Согласились.
Голоса все были в стороне воеводы.
— Остается нам узнать от вас, панове, — спросил Жвирждовский, — какие обязательства вы на себя принимаете?
— Я не могу отлучиться от своей должности, ни от особы, которая так щедро доставляет мне средства поддерживать польское дело, — сказал опекун богатой вдовушки.
— Добрже, пан.
— Я также собираю здесь офяры и обязан доставлять вам их лично, как мы условились, — отозвался другой.
— Согласен.
— Я учитель, — сказал третий, — и мое дело обрабатывать здешнее юношество.
— И то очень, очень полезно для нас.
— Вы, пан? — громко спросил воевода помещика в колтуне, опять задремавшего.
Тот протер себе глаза и отвечал:
— Я уж вам сказал, что снаряжаю сто повстанцев, одеваю и содержу на свой счет.
— Прекрасно!
Офицеры вызвались явиться по первому призыву в отряд Владислава Стабровского, которому, как военные могли быть полезны в организации повстанцев.
Студенты объявили то же.
Одобрено.
— Я жертвую на первый раз пять тысяч... — успел только произнести пузатенький господин.
— Рублей серебром, — подхватил один из студентов.
— Злотых, — сердито договорил Суздилович. — Если бы вы не перебили меня, я сказал бы рублей.
— Вы богаты, пан, — заметил Жвирждовский, — могли бы больше.,.
— Обязываюсь вносить ежегодно столько же в кассу жонда, пока продолжится война.
— Пан надеется на троянскую войну, — заметил студент.
И все засмеялись.
Задетый этим смехом за живое, Суздилович самоотверженно объявил, что он обязывается сверх того проливать кровь свою за отчизну в отряде Владислава Стабровского.
— В некотором роде, — прибавил Пржшедиловский, хорошо знакомый с русской литературой.
— Я буду работать этим кинжалом в отряде пана Владислава, если он пожертвует его мне, — зыкнул Волк, — и не положу охулки на руку.
— Вам давно нравится этот кинжал, — сказал Стабровский, — хотя это подарок матери, он не может перейти в лучшие руки, чем в ваши.
Волк обнял Владислава. Лишь только бросился он к кинжалу и задел этим движением стол, гибкая сталь еще жалобнее прежнего заныла. Вынув мускулистой рукой глубоко засевший клинок, он поцеловал его.
— А вы, пан Пржшедиловский? — спросил воевода.
— Безрассудно было бы мне покинуть на произвол судьбы жену и двух малолетних детей; не могу жертвовать и деньгами, потому что я беден и только своими трудами содержу семейство свое.

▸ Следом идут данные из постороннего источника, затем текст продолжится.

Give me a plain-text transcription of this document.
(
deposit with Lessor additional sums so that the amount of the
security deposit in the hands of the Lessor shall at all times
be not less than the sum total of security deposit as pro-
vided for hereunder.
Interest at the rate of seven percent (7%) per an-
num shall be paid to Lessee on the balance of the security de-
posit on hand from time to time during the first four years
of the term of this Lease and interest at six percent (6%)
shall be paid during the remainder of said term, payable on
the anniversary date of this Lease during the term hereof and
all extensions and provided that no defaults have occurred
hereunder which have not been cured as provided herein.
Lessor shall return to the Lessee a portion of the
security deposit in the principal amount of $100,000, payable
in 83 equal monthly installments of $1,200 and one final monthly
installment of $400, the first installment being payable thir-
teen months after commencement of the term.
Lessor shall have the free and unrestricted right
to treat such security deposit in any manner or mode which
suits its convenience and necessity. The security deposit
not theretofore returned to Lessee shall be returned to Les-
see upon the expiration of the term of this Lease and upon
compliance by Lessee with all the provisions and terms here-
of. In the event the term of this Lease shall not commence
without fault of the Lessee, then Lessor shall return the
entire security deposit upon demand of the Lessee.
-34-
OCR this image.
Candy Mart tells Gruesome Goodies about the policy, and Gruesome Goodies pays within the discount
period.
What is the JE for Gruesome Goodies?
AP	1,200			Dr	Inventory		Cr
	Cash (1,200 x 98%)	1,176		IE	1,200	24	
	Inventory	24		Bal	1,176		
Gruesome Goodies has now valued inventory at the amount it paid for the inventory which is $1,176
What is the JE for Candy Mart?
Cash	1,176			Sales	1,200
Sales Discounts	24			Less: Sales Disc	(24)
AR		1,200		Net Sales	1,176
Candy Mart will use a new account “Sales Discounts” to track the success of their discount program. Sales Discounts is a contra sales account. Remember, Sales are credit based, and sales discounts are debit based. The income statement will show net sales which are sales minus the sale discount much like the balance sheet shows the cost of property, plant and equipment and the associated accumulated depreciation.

— Но вы можете быть полезны, распространяя в обществах и между своими сослуживцами вести, благоприятные для польского дела, подслушивая, что говорят между ними опасного для этого дела, и нас уведомляя.
— Разве для того пан примет эту обязанность, чтобы вредить нам, — отозвался кто-то.
— Вот видите, — сказал Пржшедиловский, — и я на низкую роль шпиона не гожусь, а потому здесь лишний и удаляюсь.
— Лучше искренний враг, чем двусмысленный друг, — проворчал воевода.
— Ни тот ни другой, — холодно отозвался Пржшедиловский.
Он успел только проговорить, как вбежал в кабинет Кирилл и доложил своему господину, что к хозяйке приходил квартальный и спрашивал ее, почему у пана такое большое сборище поляков.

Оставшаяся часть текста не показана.